1. Alguns amigos vão a uma casa de veraneio e passam a tarde jogando videogame. Tudo bem, uma enorme pinta nerd. Nestas casas sempre há aqueles estranhos, parentes de um parente do seu amigo, que têm de conviver no mesmo espaço, ainda que, muitas vezes, não tenham muitas afinidades com você e seus comparsas. Pois não é que a conversa com uma estranha surge, até que, entediada, ela questiona, apontando pra televisão: - Por que vocês deixaram o videogame ligado nisso?
E o "isso" era, na verdade, um CD de música, do Guizado.

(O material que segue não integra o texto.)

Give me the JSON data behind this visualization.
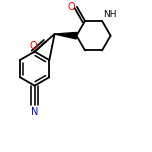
{
  "background_color": "#ffffff",
  "bond_color": "#000000",
  "figsize": [
    1.52,
    1.52
  ],
  "dpi": 100,
  "lw": 1.3,
  "atom_O_color": "#ff0000",
  "atom_N_color": "#0000ff",
  "atom_C_color": "#000000",
  "font_size": 7.0,
  "xlim": [
    0.05,
    0.95
  ],
  "ylim": [
    0.05,
    0.95
  ]
}
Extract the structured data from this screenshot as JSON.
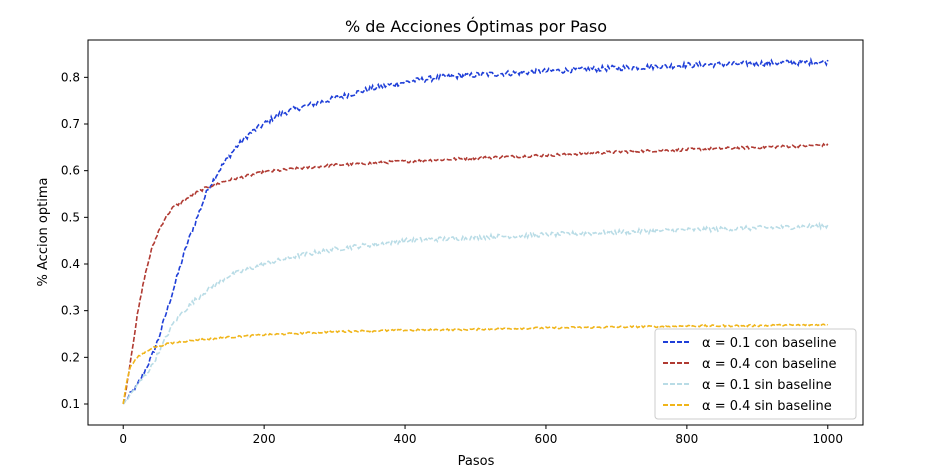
{
  "chart_data": {
    "type": "line",
    "title": "% de Acciones Óptimas por Paso",
    "xlabel": "Pasos",
    "ylabel": "% Accion optima",
    "xlim": [
      -50,
      1050
    ],
    "ylim": [
      0.055,
      0.88
    ],
    "x_ticks": [
      0,
      200,
      400,
      600,
      800,
      1000
    ],
    "y_ticks": [
      0.1,
      0.2,
      0.3,
      0.4,
      0.5,
      0.6,
      0.7,
      0.8
    ],
    "grid": false,
    "legend_position": "lower-right",
    "series": [
      {
        "name": "α = 0.1 con baseline",
        "color": "#1f3fd8",
        "noise": 0.006,
        "x": [
          0,
          10,
          20,
          30,
          40,
          50,
          60,
          70,
          80,
          90,
          100,
          110,
          120,
          140,
          160,
          180,
          200,
          220,
          250,
          300,
          350,
          400,
          450,
          500,
          600,
          700,
          800,
          900,
          1000
        ],
        "y": [
          0.1,
          0.12,
          0.14,
          0.17,
          0.2,
          0.24,
          0.29,
          0.34,
          0.39,
          0.44,
          0.48,
          0.52,
          0.56,
          0.61,
          0.65,
          0.68,
          0.7,
          0.72,
          0.735,
          0.755,
          0.775,
          0.79,
          0.8,
          0.805,
          0.813,
          0.82,
          0.826,
          0.83,
          0.833
        ]
      },
      {
        "name": " α = 0.4 con baseline",
        "color": "#b03a32",
        "noise": 0.003,
        "x": [
          0,
          5,
          10,
          15,
          20,
          30,
          40,
          50,
          60,
          70,
          80,
          100,
          120,
          150,
          200,
          250,
          300,
          400,
          500,
          600,
          700,
          800,
          900,
          1000
        ],
        "y": [
          0.1,
          0.14,
          0.19,
          0.24,
          0.29,
          0.37,
          0.43,
          0.47,
          0.5,
          0.52,
          0.53,
          0.55,
          0.565,
          0.58,
          0.597,
          0.605,
          0.612,
          0.62,
          0.627,
          0.633,
          0.64,
          0.645,
          0.65,
          0.655
        ]
      },
      {
        "name": "α = 0.1 sin baseline",
        "color": "#b9dce6",
        "noise": 0.005,
        "x": [
          0,
          10,
          20,
          30,
          40,
          50,
          60,
          70,
          80,
          100,
          120,
          150,
          200,
          250,
          300,
          400,
          500,
          600,
          700,
          800,
          900,
          1000
        ],
        "y": [
          0.1,
          0.12,
          0.14,
          0.16,
          0.18,
          0.21,
          0.24,
          0.27,
          0.29,
          0.32,
          0.345,
          0.375,
          0.4,
          0.418,
          0.432,
          0.45,
          0.457,
          0.463,
          0.468,
          0.473,
          0.477,
          0.482
        ]
      },
      {
        "name": " α = 0.4 sin baseline",
        "color": "#f0b51a",
        "noise": 0.002,
        "x": [
          0,
          5,
          10,
          20,
          30,
          40,
          60,
          80,
          100,
          150,
          200,
          300,
          400,
          500,
          600,
          700,
          800,
          900,
          1000
        ],
        "y": [
          0.1,
          0.15,
          0.18,
          0.2,
          0.21,
          0.22,
          0.228,
          0.233,
          0.237,
          0.243,
          0.248,
          0.255,
          0.258,
          0.26,
          0.263,
          0.265,
          0.267,
          0.268,
          0.27
        ]
      }
    ]
  }
}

2. Parar de fumar não é mesmo um desejo meu, mas até que seria uma boa, se servisse de pretexto pra algo tão maravilhoso quanto isso aqui.
28.10.08
21.10.08
Bastidores
Anteontem vi um DVD de Santa Não Sou, filme de 1933, dirigido por Wesley Ruggles e estrelado por Mae West e Cary Grant. Uma espécie de do it yourself Corujão. Ia até falar alguma coisa sobre a produção, não fossem esses amores proibidos de Grant mais dignos do Google Search. São os primórdios do paparazzi com um ar primitivo de sex tape e uma pitada de crônica moderna gay. Na imagem, Cary Grant e Randolph Scott.
19.10.08
De volta pra ver o que dá
Desapareci por algumas semanas, tive que me distanciar de um monte de coisas pra que então pudesse me aproximar novamente. Nesse tempo, aprendi algumas lições importantes, embora ache que quase todas só dizem respeito a mim mesmo. De qualquer forma, sempre há aqueles aprendizados que merecem ser mencionados. Por exemplo, o de descobrir que, pra alguns males, não há nada melhor que dirigir em alta velocidade na estrada ouvindo aqueles discos que fizeram sua cabeça há cinco anos atrás. Nostalgia mais adrenalina é melhor que qualquer rivotril.

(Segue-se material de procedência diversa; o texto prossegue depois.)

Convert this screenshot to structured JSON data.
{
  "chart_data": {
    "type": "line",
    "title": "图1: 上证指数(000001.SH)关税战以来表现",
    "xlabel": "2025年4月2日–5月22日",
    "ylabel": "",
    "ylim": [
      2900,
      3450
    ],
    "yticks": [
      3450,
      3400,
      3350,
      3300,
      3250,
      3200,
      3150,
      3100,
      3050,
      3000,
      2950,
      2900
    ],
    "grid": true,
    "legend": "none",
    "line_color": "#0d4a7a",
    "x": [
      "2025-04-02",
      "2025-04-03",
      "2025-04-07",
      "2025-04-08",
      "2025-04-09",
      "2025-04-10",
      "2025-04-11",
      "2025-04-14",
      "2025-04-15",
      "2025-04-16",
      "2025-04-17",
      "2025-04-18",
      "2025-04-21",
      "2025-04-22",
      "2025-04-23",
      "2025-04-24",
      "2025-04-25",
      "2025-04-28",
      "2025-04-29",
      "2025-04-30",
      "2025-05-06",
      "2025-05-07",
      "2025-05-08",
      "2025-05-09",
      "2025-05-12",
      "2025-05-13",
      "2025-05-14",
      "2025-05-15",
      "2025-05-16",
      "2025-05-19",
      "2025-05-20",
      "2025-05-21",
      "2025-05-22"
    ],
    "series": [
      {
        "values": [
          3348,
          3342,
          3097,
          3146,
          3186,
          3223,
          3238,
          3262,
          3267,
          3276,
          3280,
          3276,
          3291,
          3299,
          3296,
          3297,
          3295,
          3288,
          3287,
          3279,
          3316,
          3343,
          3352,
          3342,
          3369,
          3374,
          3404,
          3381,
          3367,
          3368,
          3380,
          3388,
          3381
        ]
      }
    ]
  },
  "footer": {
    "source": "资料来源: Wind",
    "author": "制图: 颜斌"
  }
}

Neste tempo de recesso, vi alguns filmes razoáveis, mas, como fui criado na polêmica e no sensacionalismo, só vou citar aqueles que geram controvérsia entre os fiéis - e dois quais preciso falar neste momento. Para nosso bem, porém, só me interessa aquilo que de fato chama atenção nestas obras (e que me incitam a experimentar aquele tipo dialético de incômodo). São elas Shortbus e Ensaio Sobre a Cegueira.
Shortbus. Tem muita gente falando bastante mal, sob a opinião de que é um filme que busca simplesmente o choque moral dos espectadores (e não sustenta esta escolha temática e visual na construção de personagens), e, de outro lado, uma série de amigos apaixonados pela bandeira da transgressão sexual, que levam o filme na gavetinha de tops. Discordo de ambos por um simples motivo: aqui não há busca por revolução de costumes. Embora Shortbus tenha excessos discursivos (personagens que carregam políticas específicas e, por vezes, óbvias, em seu percurso temático), apresenta um tratamento soft na problematização da sexualidade (e do sexo) que gera um produto livre de pretensões exageradas, carregado de naturalidade razoável. As cenas de sexo, por exemplo, embora vão desde a masturbação até a autofelação e a orgia em imagens explícitas, apresentam um timing pop - e uma busca fotográfica - que não exercitam a explicitude, mas procuram no sexo evidente os referentes necessários à construção narrativa. Pau aparece pra contar uma história e cu, casualmente, de um movimento do ator, enquanto o foco está mais interessado num plano médio desinteressado, embora crucial. Esta crucialidade diz respeito a determinada "moralização" dos personagens. O que é importante em Shortbus é realizar um movimento de naturalização do que, a princípio, supõe-se ser marginal.
Shortbus não é transgressor - e nem se propõe a ser - pois parte do princípio de que as imagens do mundo já estão banalizadas e enxerga, neste movimento, a potencial propulsão de uma assimilação de práticas sexuais como algo necessário, iminente, ausente de problemática moral (e, neste sentido, é politicamente discursivo). Assim, exerce, de certa forma, um mecanismo novela das oito de aproximar todos os arquétipos de uma marginal New York (que, em certo sentido, são universais) aos padrões tradicionais de uma burguesia branca ocidental - embora o processamento tenha em vista um público específico. Os amantes de Shortbus, eu diria, se o são por uma busca pela transgressão, consomem os produtos de uma microrevolução que pôde chocar, sim, mas há décadas, mais destacadamente nos anos 1970 (vide John Waters). Quem critica o filme, se o faz pela acusação fácil de que busca o impacto moral, deve se perguntar, primeiro, o quanto a obra é realmente capaz de chocá-lo. Talvez este seja o sentido em que ela melhor funciona. Certamente, o filme nasceu com seu público formado e isto o fez poupar-se de estratégias arriscadas.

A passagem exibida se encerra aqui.